IRVINE, Calif. – April 21, 2016 – U.S. home prices rose 17 percent year-to-year in March, according to RealtyTrac’s latest report for month and first quarter of the year – and Florida remains the king of all-cash sales: State metro areas took all spots on the top five all-cash-sales list.
RealtyTrac’s March and Q1 2016 U.S. Home Sales report finds that the average U.S. home sold for $30,500 more than they owner paid for it – a 17 percent average gain in price. It’s the highest monthly average price gain for sellers since the onset of the Great Recession (December, 2007).
While Florida had a handful of cities with high price gains, it stood out in one type of sale category overall: All-cash sales. Among 110 metro areas with at least 1,000 single family and condo sales in the first quarter, those at the top for cash buyers were all in Florida: Naples, (57.1 percent cash buyers) Miami (53.9 percent), North Port-Sarasota-Bradenton (53.4 percent), Palm Bay-Melbourne-Titusville (52.7 percent) and Ocala (51.6 percent).
“South Florida real estate attracts world money,” says Mike Pappas, CEO and president of Keyes Company, covering the South Florida market. “Our strong international, northeast and investor buyers push our cash sales to 50 percent.”
Two markets, Jacksonville and the Daytona Beach area, also ranked high in RealtyTrac’s study for yearly home price increases. The markets with the biggest annual increase in median home price were Philadelphia (up 29 percent), followed by Rockford, Illinois (up 22 percent); Jacksonville (up 22 percent); Cincinnati, Ohio (up 19 percent); and Deltona-Daytona Beach-Ormond Beach (up 18 percent).
“Home sellers in many markets are now seeing average price gains close to or above what home sellers experienced during the last housing boom,” says Daren Blomquist, senior vice president at RealtyTrac. “That should encourage more homeowners to take advantage of the prime seller’s market and list their homes for sale this year. Banks are already taking advantage of that market as evidenced by the uptick in the distressed sales share over the last two quarters.”
Blomquist says that an uptick in distressed sales in many markets combined with affordability problems contribute “to faltering home price appreciation in some markets – most notably the bellwether markets of Washington, D.C. and San Francisco. He notes that “bank-owned homes are selling at a median price that is 40 percent below the overall median sales price nationwide.”
Home sellers who sold in March had, on average, owned for 7.67 years, up 4 percent from an average of 7.37 years for home sellers who sold in March 2015.
Nationwide, one in three U.S. metro markets (36 percent) are now at all-time home price highs. March was the 49th consecutive month with a year-over-year increase in the U.S. median home price, though, on average, it’s still 8 percent below its peak in July 2005.

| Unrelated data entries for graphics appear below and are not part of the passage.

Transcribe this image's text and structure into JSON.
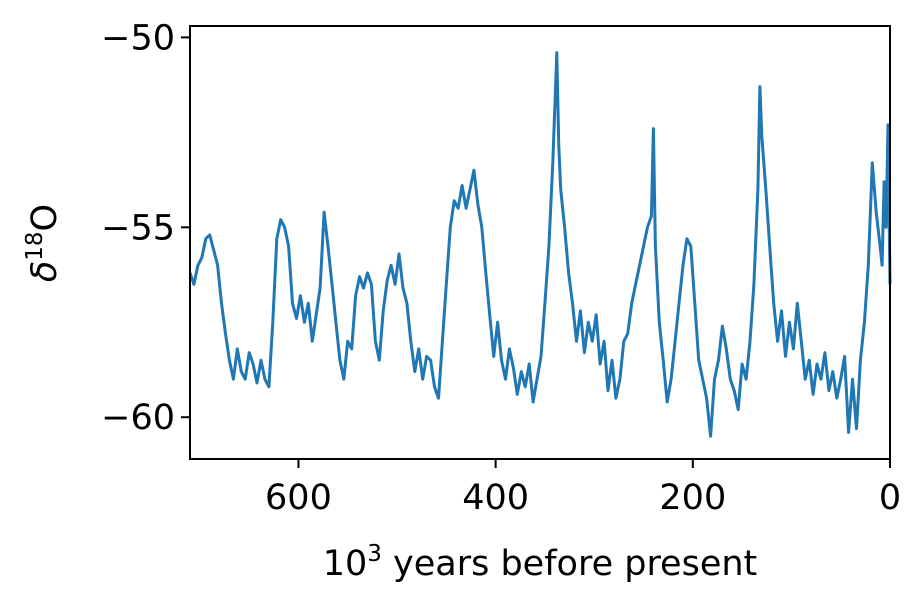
{
  "chart_data": {
    "type": "line",
    "title": "",
    "xlabel": {
      "base": "10",
      "sup": "3",
      "rest": " years before present"
    },
    "ylabel": {
      "prefix": "δ",
      "sup": "18",
      "rest": "O"
    },
    "xlim": [
      710,
      0
    ],
    "ylim": [
      -61.1,
      -49.7
    ],
    "x_ticks": [
      600,
      400,
      200,
      0
    ],
    "x_tick_labels": [
      "600",
      "400",
      "200",
      "0"
    ],
    "y_ticks": [
      -50,
      -55,
      -60
    ],
    "y_tick_labels": [
      "−50",
      "−55",
      "−60"
    ],
    "grid": false,
    "line_color": "#1f77b4",
    "series": [
      {
        "x": [
          710,
          706,
          702,
          698,
          694,
          690,
          686,
          682,
          678,
          674,
          670,
          666,
          662,
          658,
          654,
          650,
          646,
          642,
          638,
          634,
          630,
          626,
          622,
          618,
          614,
          610,
          606,
          602,
          598,
          594,
          590,
          586,
          582,
          578,
          574,
          570,
          566,
          562,
          558,
          554,
          550,
          546,
          542,
          538,
          534,
          530,
          526,
          522,
          518,
          514,
          510,
          506,
          502,
          498,
          494,
          490,
          486,
          482,
          478,
          474,
          470,
          466,
          462,
          458,
          454,
          450,
          446,
          442,
          438,
          434,
          430,
          426,
          422,
          418,
          414,
          410,
          406,
          402,
          398,
          394,
          390,
          386,
          382,
          378,
          374,
          370,
          366,
          362,
          358,
          354,
          350,
          346,
          342,
          338,
          336,
          334,
          330,
          326,
          322,
          318,
          314,
          310,
          306,
          302,
          298,
          294,
          290,
          286,
          282,
          278,
          274,
          270,
          266,
          262,
          258,
          254,
          250,
          246,
          242,
          240,
          238,
          234,
          230,
          226,
          222,
          218,
          214,
          210,
          206,
          202,
          198,
          194,
          190,
          186,
          182,
          178,
          174,
          170,
          166,
          162,
          158,
          154,
          150,
          146,
          142,
          138,
          134,
          132,
          130,
          126,
          122,
          118,
          114,
          110,
          106,
          102,
          98,
          94,
          90,
          86,
          82,
          78,
          74,
          70,
          66,
          62,
          58,
          54,
          50,
          46,
          42,
          38,
          34,
          30,
          26,
          22,
          18,
          14,
          10,
          8,
          6,
          4,
          2,
          0
        ],
        "y": [
          -56.2,
          -56.5,
          -56.0,
          -55.8,
          -55.3,
          -55.2,
          -55.6,
          -56.0,
          -57.0,
          -57.8,
          -58.5,
          -59.0,
          -58.2,
          -58.8,
          -59.0,
          -58.3,
          -58.6,
          -59.1,
          -58.5,
          -59.0,
          -59.2,
          -57.5,
          -55.3,
          -54.8,
          -55.0,
          -55.5,
          -57.0,
          -57.4,
          -56.8,
          -57.5,
          -57.0,
          -58.0,
          -57.3,
          -56.6,
          -54.6,
          -55.5,
          -56.5,
          -57.5,
          -58.5,
          -59.0,
          -58.0,
          -58.2,
          -56.8,
          -56.3,
          -56.6,
          -56.2,
          -56.5,
          -58.0,
          -58.5,
          -57.2,
          -56.4,
          -56.0,
          -56.5,
          -55.7,
          -56.6,
          -57.0,
          -58.0,
          -58.8,
          -58.2,
          -59.0,
          -58.4,
          -58.5,
          -59.2,
          -59.5,
          -58.0,
          -56.5,
          -55.0,
          -54.3,
          -54.5,
          -53.9,
          -54.5,
          -54.0,
          -53.5,
          -54.4,
          -55.0,
          -56.2,
          -57.3,
          -58.4,
          -57.5,
          -58.5,
          -59.0,
          -58.2,
          -58.7,
          -59.4,
          -58.8,
          -59.2,
          -58.6,
          -59.6,
          -59.0,
          -58.4,
          -57.0,
          -55.5,
          -53.3,
          -50.4,
          -52.8,
          -54.0,
          -55.0,
          -56.2,
          -57.0,
          -58.0,
          -57.2,
          -58.3,
          -57.5,
          -58.0,
          -57.3,
          -58.6,
          -58.0,
          -59.3,
          -58.5,
          -59.5,
          -59.0,
          -58.0,
          -57.8,
          -57.0,
          -56.5,
          -56.0,
          -55.5,
          -55.0,
          -54.7,
          -52.4,
          -55.5,
          -57.5,
          -58.5,
          -59.6,
          -59.0,
          -58.0,
          -57.0,
          -56.0,
          -55.3,
          -55.5,
          -57.0,
          -58.5,
          -59.0,
          -59.5,
          -60.5,
          -59.0,
          -58.5,
          -57.6,
          -58.2,
          -59.0,
          -59.3,
          -59.8,
          -58.6,
          -59.0,
          -58.0,
          -56.5,
          -54.0,
          -51.3,
          -52.6,
          -54.0,
          -55.5,
          -57.0,
          -58.0,
          -57.2,
          -58.4,
          -57.5,
          -58.2,
          -57.0,
          -58.0,
          -59.0,
          -58.5,
          -59.4,
          -58.6,
          -59.0,
          -58.3,
          -59.3,
          -58.8,
          -59.5,
          -59.0,
          -58.4,
          -60.4,
          -59.0,
          -60.3,
          -58.5,
          -57.5,
          -56.0,
          -53.3,
          -54.6,
          -55.5,
          -56.0,
          -53.8,
          -55.0,
          -52.3,
          -56.5
        ]
      }
    ]
  }
}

Distressed sales – bank-owned sales, in-foreclosure sales and short sales – have risen for the past two quarters. They accounted for 18.2 percent of all single family and condo sales in the first quarter, up from 17.2 percent in the previous quarter. Still, distressed sales are down year-to-year after peaking at 44 percent in the first quarter of 2009.
Among 110 metro areas with at least 1,000 single family and condo sales in the first quarter, those with the highest share of distressed sales were Chicago, Illinois (31.0 percent); Flint, Michigan (29.9 percent); Baltimore, Maryland (28.8 percent); Tallahassee (28.1 percent); and Jacksonville (27.6 percent).
Buyers using loans backed by the Federal Housing Administration (FHA) – typically first-time buyers or boomerang buyers with a low downpayment – accounted for 15.2 percent of all single family and condo sales in the first quarter, up from 14.8 percent in the previous quarter and up from 13.5 percent a year ago.